AG: Probe examined vote-buying allegations

Sam R. Hall
The Clarion-Ledger

Attorney General Jim Hood said his office investigated claims of vote-buying that he said appear to have been made after a political blogger paid a Meridian man to lie in a recorded interview.

During his speech at the Neshoba County Fair on Wednesday, Hood called for more civility and integrity in political races and pointed to the Republican primary for U.S. Senate as being out of control.

“It’s bothersome to me when political bloggers … pay someone $2,000 to lie on a video … We need a higher level of political discourse in this state,” Hood said in his speech.

Hood confirmed in an interview after his speech that he was alluding to the situation in which Stevie Fielder of Meridian told Charles C. Johnson of GotNews.com that campaign staffers for U.S. Sen. Thad Cochran paid him to pay people $15 each to vote for the incumbent. Fielder recanted most of his story in an interview with The Clarion-Ledger. The Cochran campaign has denied the allegations.

Hood said his office investigated the claims and that Fielder told investigators that he was paid $2,000 to lie about being asked to pay people to vote for Cochran. According to Hood, Fielder says he was told what to say by the political blogger and others involved in recording the interview.

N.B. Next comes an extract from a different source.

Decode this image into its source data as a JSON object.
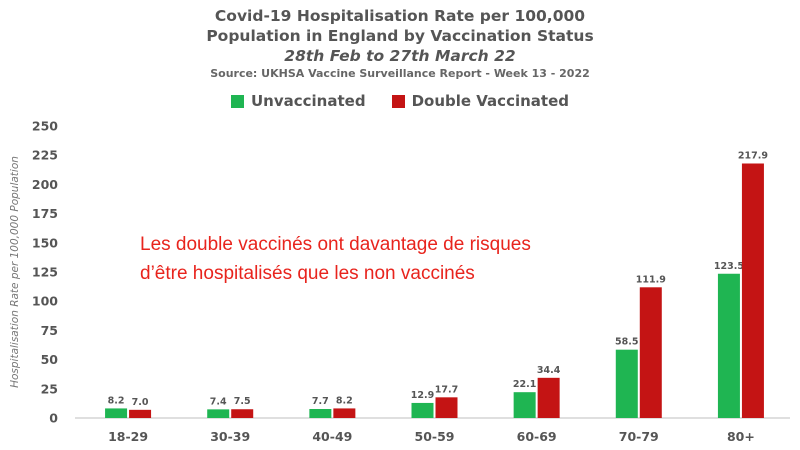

Johnson refused to answer questions that were emailed to him but later posted the questions and his answers to his website. In that post, he denied that he or anyone involved with the interview asked Fielder to lie.

Johnson on several occasions has admitted to paying Fielder for the interview. Most recently, he posted on Twitter, “... I paid a black reverend cash for voter fraud story ...” However, on Wednesday he said that was not the case.

“No, I paid for the text messages, not the story,” Johnson wrote. He would not disclose how much he paid, saying, “I don’t want to create a market with clear prices for information. Every negotiation is a case by case.”

Hood said that no crime has been committed by paying someone to lie or for lying. However, he said his office is still seeking the source of the funds used to pay Fielder.

Johnson avoided a question about whether anyone with the Chris McDaniel campaign helped him raise the money to pay Fielder.

“So what if I did? So what if I didn’t?” he responded when asked if he coordinated with the McDaniel campaign to finance the interview.